A batterer covers up his violence by denying, minimizing, and blaming the victim. He often convinces his partner that the abuse is less serious than it is, or that it is her fault. He may tell her that "if only" she had acted differently, he wouldn't have abused her. Sometimes he will say, "You made me do it."

Victims of abuse do not cause violence. The batterer is responsible for every act of abuse committed.

Domestic violence is a learned behavior.

It is learned through:

  • observation
  • experience
  • culture
  • family
  • community (peer group, school, etc.)

Abuse is not caused by:

  • mental illness

    Personality disorders, mental illness, and other problems may compound domestic violence, but the abusive behavior must be addressed separately.

  • genetics
  • alcohol and drugs

    Many men blame their violence on the effects of drug and alcohol use. Alcohol abuse is present in about 50 percent of battering relationships. Research shows that alcohol and other drug abuse is commonly a symptom of an abusive personality, not the cause. Men often blame their intoxication for the abuse, or use it as an excuse to use violence. Regardless, it is an excuse, not a cause. Taking away the alcohol, does not stop the abuse.

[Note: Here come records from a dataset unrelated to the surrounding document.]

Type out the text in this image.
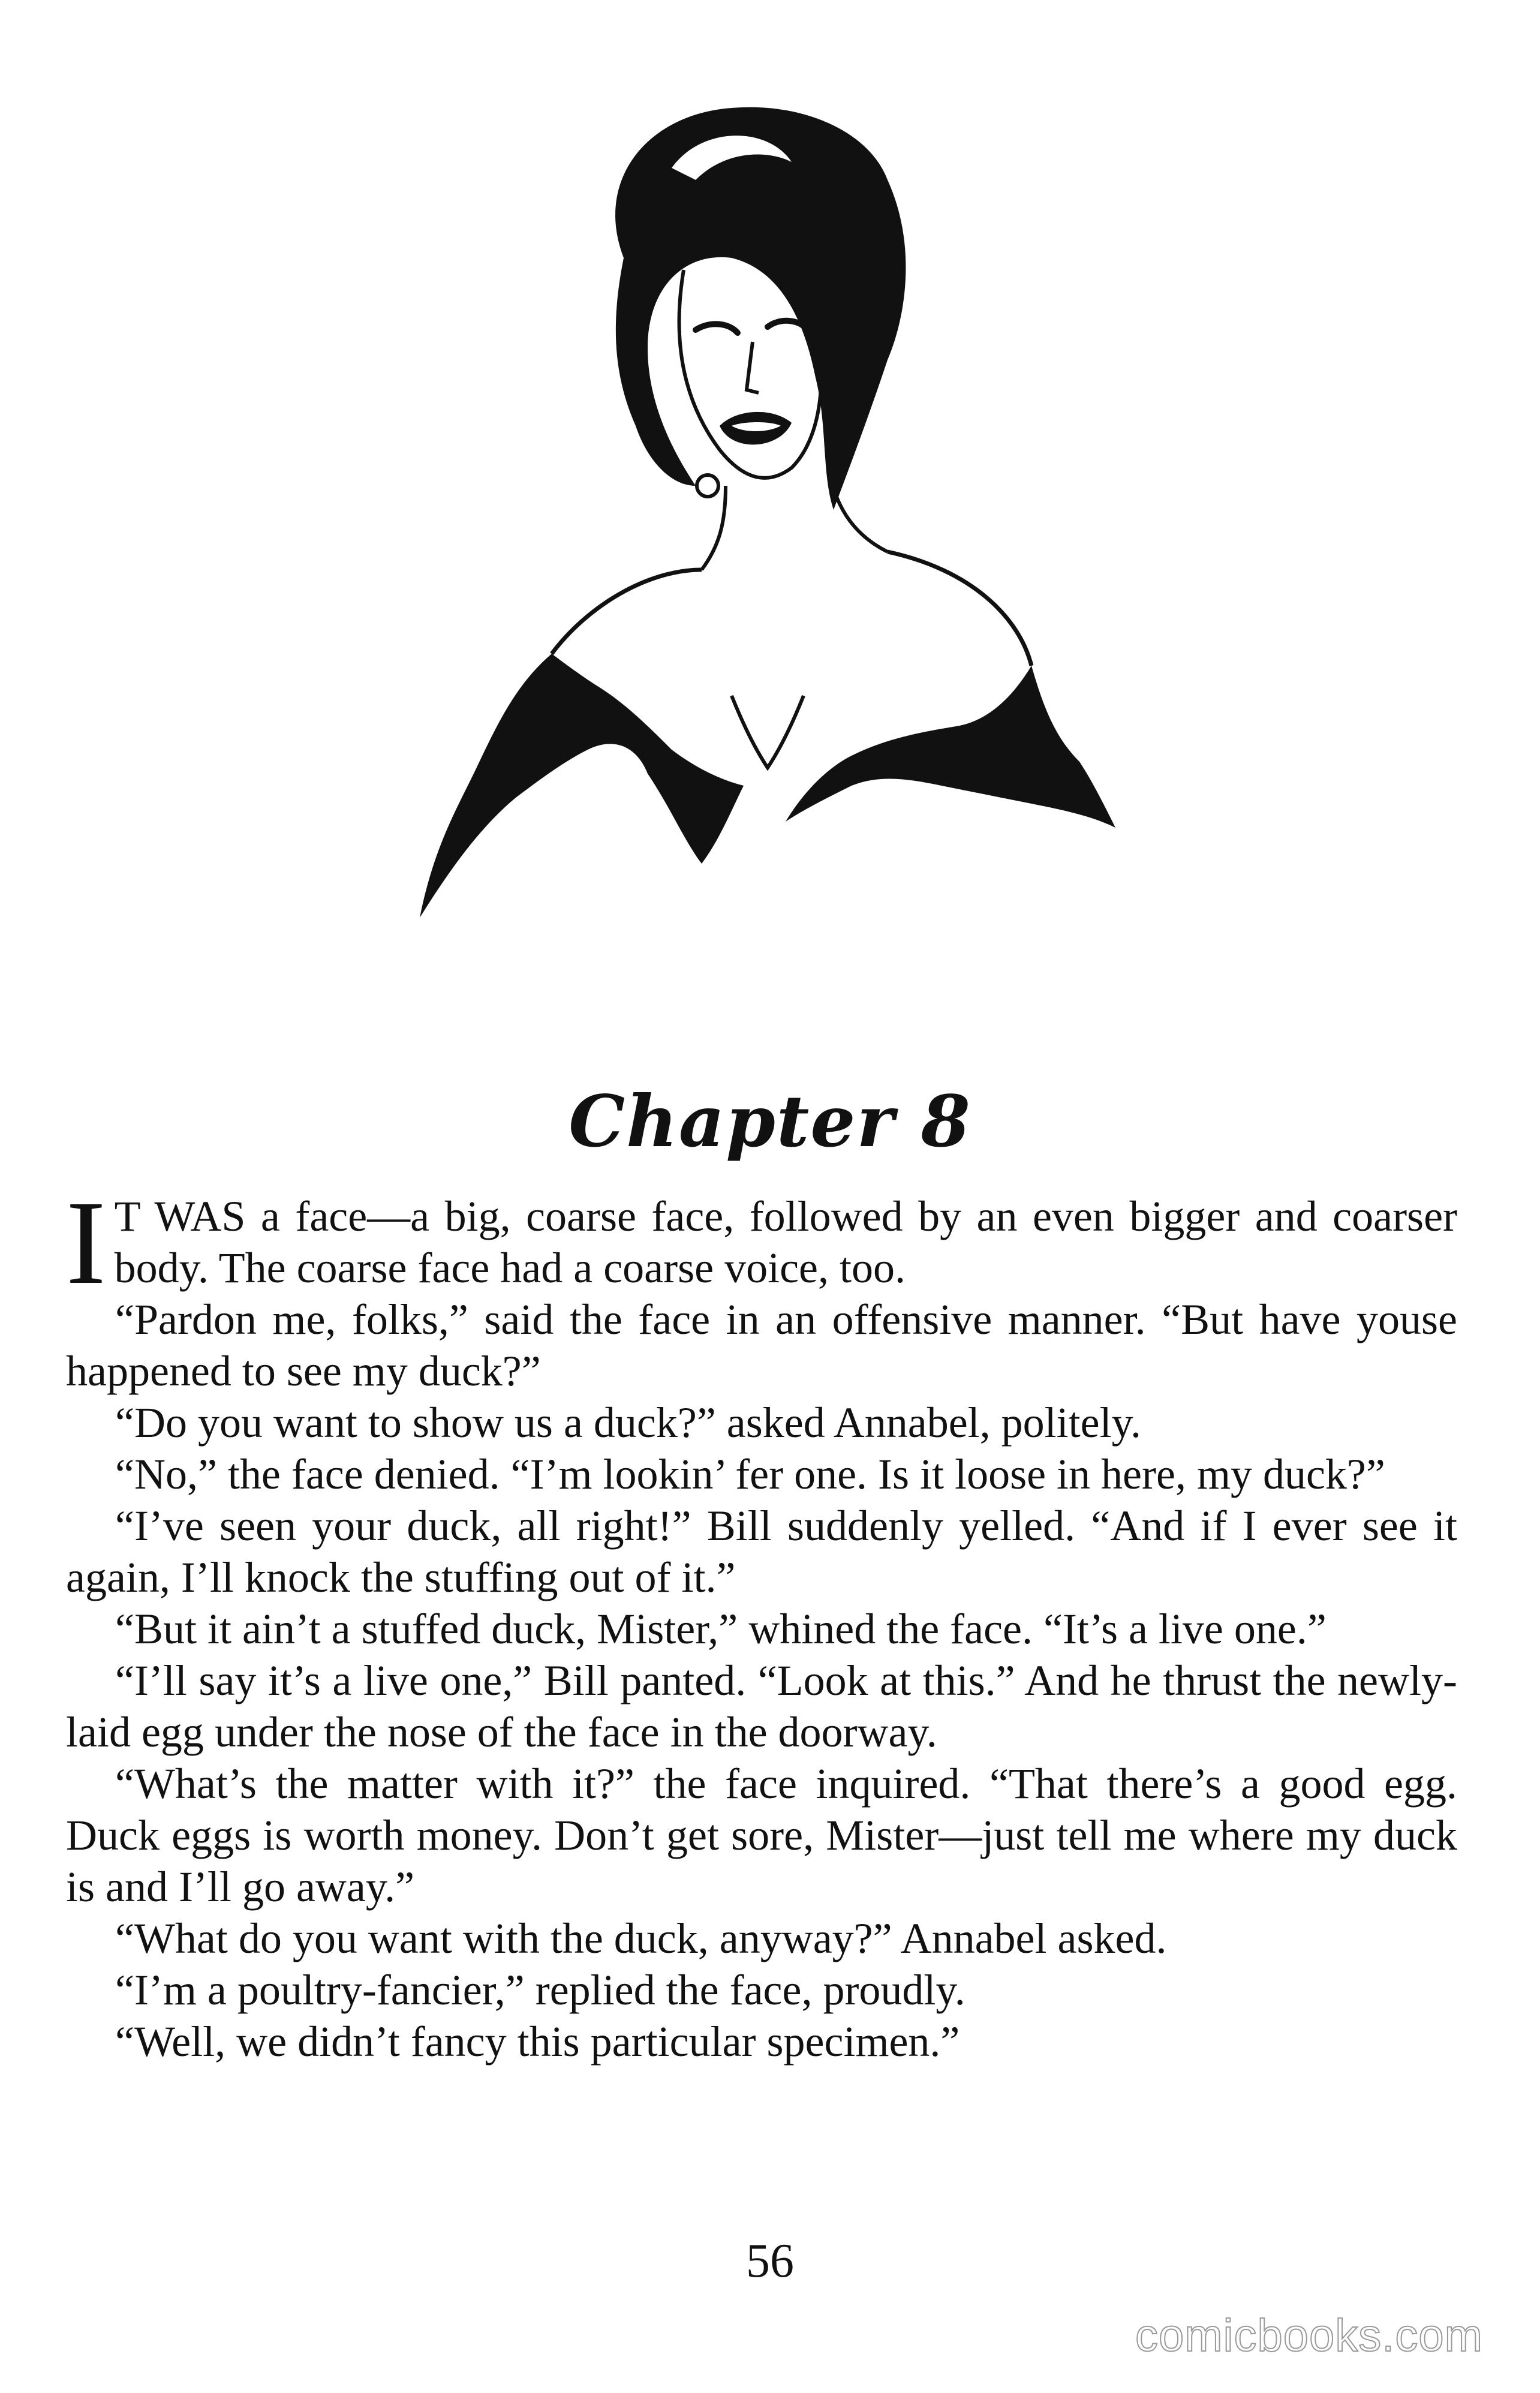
Chapter 8

I T WAS a face—a big, coarse face, followed by an even bigger and coarser body. The coarse face had a coarse voice, too.

“Pardon me, folks,” said the face in an offensive manner. “But have youse happened to see my duck?”

“Do you want to show us a duck?” asked Annabel, politely.

“No,” the face denied. “I’m lookin’ fer one. Is it loose in here, my duck?”

“I’ve seen your duck, all right!” Bill suddenly yelled. “And if I ever see it again, I’ll knock the stuffing out of it.”

“But it ain’t a stuffed duck, Mister,” whined the face. “It’s a live one.”

“I’ll say it’s a live one,” Bill panted. “Look at this.” And he thrust the newly-laid egg under the nose of the face in the doorway.

“What’s the matter with it?” the face inquired. “That there’s a good egg. Duck eggs is worth money. Don’t get sore, Mister—just tell me where my duck is and I’ll go away.”

“What do you want with the duck, anyway?” Annabel asked.

“I’m a poultry-fancier,” replied the face, proudly.

“Well, we didn’t fancy this particular specimen.”

56
comicbooks.com
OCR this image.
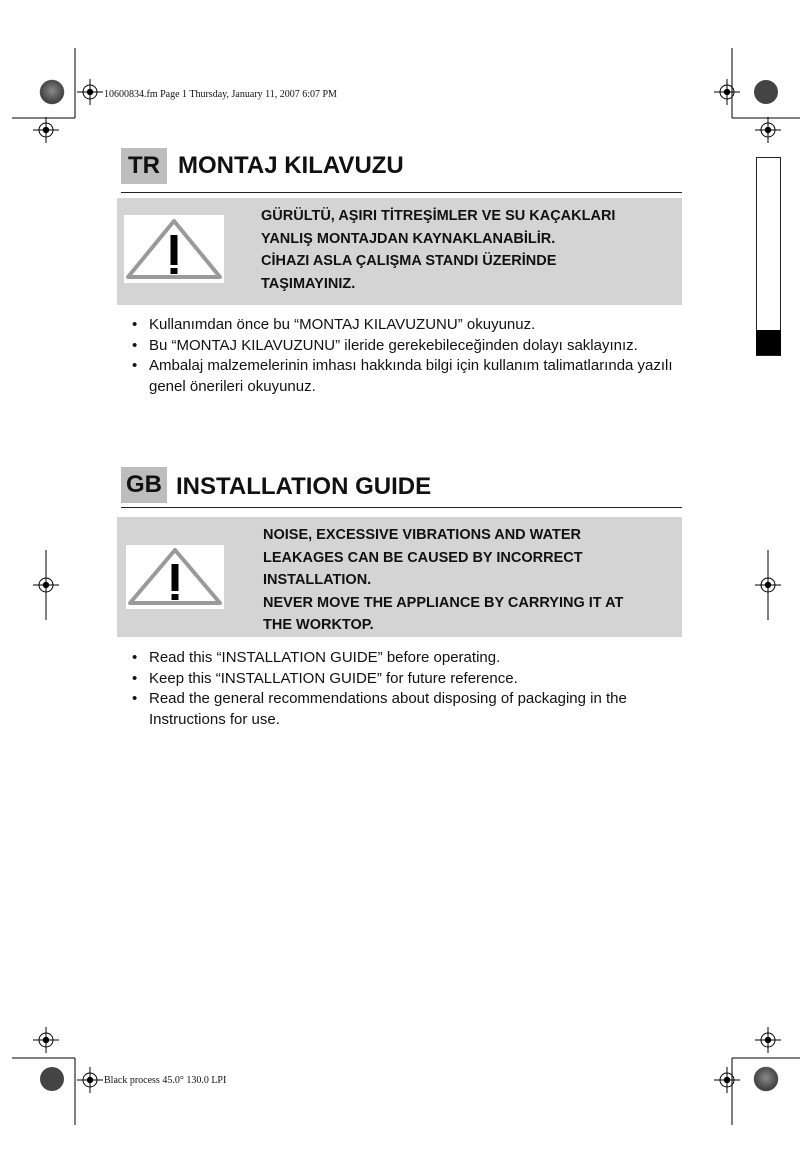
10600834.fm Page 1 Thursday, January 11, 2007 6:07 PM
TR MONTAJ KILAVUZU
GÜRÜLTÜ, AŞIRI TİTREŞİMLER VE SU KAÇAKLARI
YANLIŞ MONTAJDAN KAYNAKLANABİLİR.
CİHAZI ASLA ÇALIŞMA STANDI ÜZERİNDE
TAŞIMAYINIZ.
• Kullanımdan önce bu “MONTAJ KILAVUZUNU” okuyunuz.
• Bu “MONTAJ KILAVUZUNU” ileride gerekebileceğinden dolayı saklayınız.
• Ambalaj malzemelerinin imhası hakkında bilgi için kullanım talimatlarında yazılı genel önerileri okuyunuz.
GB INSTALLATION GUIDE
NOISE, EXCESSIVE VIBRATIONS AND WATER
LEAKAGES CAN BE CAUSED BY INCORRECT
INSTALLATION.
NEVER MOVE THE APPLIANCE BY CARRYING IT AT
THE WORKTOP.
• Read this “INSTALLATION GUIDE” before operating.
• Keep this “INSTALLATION GUIDE” for future reference.
• Read the general recommendations about disposing of packaging in the Instructions for use.
Black process 45.0° 130.0 LPI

    Substance abuse must be treated before or in conjunction with domestic violence treatment programs.

  • out-of-control behavior
  • anger
  • stress
  • behavior of the victim
  • problems in the relationship

A batterer abuses because he wants to, and thinks he has a "right" to his behavior. He may think he is superior to his partner and is entitled to use whatever means necessary to control her.